WALKING LUNGE:
[TONES BUTT AND LEGS]
Stand with feet together, hands on hips. Step forward with the left foot as far as comfortable. Land on the heel, controlling descent as you bend knees & drop hips, keeping left knee directly above the ankle. Don’t lean forward. Stop when the left thigh is parallel to the ground. Stand back up by squeezing glutes & pushing off with back toes; bring right foot next to left foot.

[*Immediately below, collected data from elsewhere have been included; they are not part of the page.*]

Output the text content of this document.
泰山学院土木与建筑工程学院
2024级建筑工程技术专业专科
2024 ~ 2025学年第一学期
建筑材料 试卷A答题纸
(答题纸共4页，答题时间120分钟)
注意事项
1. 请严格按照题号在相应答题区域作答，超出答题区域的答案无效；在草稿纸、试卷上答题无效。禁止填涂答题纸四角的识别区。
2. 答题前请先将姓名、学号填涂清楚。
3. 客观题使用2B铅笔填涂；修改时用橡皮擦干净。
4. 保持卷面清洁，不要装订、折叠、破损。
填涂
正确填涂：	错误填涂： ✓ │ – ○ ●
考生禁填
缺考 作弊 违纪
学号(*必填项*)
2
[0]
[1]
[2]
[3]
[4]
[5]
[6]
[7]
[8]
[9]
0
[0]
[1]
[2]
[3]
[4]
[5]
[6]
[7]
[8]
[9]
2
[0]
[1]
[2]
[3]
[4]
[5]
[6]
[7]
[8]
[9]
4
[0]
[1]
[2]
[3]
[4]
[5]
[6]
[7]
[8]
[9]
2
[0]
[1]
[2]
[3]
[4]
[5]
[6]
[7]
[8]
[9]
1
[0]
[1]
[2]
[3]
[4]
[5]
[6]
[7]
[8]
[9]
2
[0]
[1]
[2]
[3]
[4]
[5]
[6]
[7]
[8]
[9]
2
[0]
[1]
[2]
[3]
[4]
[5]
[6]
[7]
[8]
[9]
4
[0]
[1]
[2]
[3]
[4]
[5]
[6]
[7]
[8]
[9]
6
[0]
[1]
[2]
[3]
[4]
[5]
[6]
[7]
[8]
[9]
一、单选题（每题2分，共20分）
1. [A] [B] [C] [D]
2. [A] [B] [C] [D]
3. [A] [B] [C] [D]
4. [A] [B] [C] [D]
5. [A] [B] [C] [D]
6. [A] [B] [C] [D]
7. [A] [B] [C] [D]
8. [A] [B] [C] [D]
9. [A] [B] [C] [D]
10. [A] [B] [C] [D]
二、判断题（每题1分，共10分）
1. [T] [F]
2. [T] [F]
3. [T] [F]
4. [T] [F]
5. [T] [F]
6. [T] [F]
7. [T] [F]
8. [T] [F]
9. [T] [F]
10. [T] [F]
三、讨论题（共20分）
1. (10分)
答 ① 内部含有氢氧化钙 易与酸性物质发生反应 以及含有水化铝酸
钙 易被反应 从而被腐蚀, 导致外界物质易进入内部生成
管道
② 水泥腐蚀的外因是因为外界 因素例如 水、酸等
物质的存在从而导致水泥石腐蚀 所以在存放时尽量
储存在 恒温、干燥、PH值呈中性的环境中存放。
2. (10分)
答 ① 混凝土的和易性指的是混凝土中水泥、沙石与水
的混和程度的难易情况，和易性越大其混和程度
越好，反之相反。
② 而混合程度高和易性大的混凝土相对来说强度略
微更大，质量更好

Repeat with right leg, slowly lowering into a lunge.
TREE SIT:
[TONES BUTT AND LEGS]
Sit with back against the tree trunk, fence, or wall, so knees are bent at 90 degrees & ankles are directly beneath knees. (You can use hands to help you get into position, or if the surface is smooth, side down into position). Hold 20 seconds, then return to standing.
DOUBLE LIFT:
[TONES ABS AND BACK]
Start on hands & knees with back flat. Tighten abs without excess pressure. Raise & extend right leg behind you, parallel to the ground. When you feel stable, raise an extend left arm forward, so it’s parallel to the ground. Simultaneously raise & lower arm & leg 2 to 3 inches. Do all reps, then lower & switch sides.
REVERSE CURL:
[TONES ABS]
Lying face up with legs bent, place hands under small of the back & lift feet off the ground, so knees are over the torso. Contract abs, pulling knees toward chest, & release without letting feet touch the ground, then repeat. Avoid swinging thighs or raising hips; this is a tiny movement.
TRICEPS DIP:
[TONES ARMS AND BACK]
Sit on the edge of bench, wall, or railing with hands grasping edge, feet flat on the ground. Walk feet forward a few steps, knees over ankles, & shift hips just off the bench. Bend elbows back as you lower hips to just below bench level. Straighten arms, pressing body back up (if shoulders feel strained, don’t dip as low).
PUSH-UP:
[TONES CHEST, ARMS, AND SHOULDERS]
Get down on hands & knees. Walk hands forward & lower hips until torso forms a straight diagonal line from shoulders to hips to knees. Spread hands slightly wider than shoulders, fingers pointing forward. Bend elbows out to sides as you lower chest almost to ground. Straighten arms to push back up.
DISCLAIMER:
It is of utmost importance that we contact our physician before starting any form of physical activity for the first time. Those individuals having back pain, orthopedic issues or any other health- related comorbidities are advised to take appropriate care before doing any of these activities.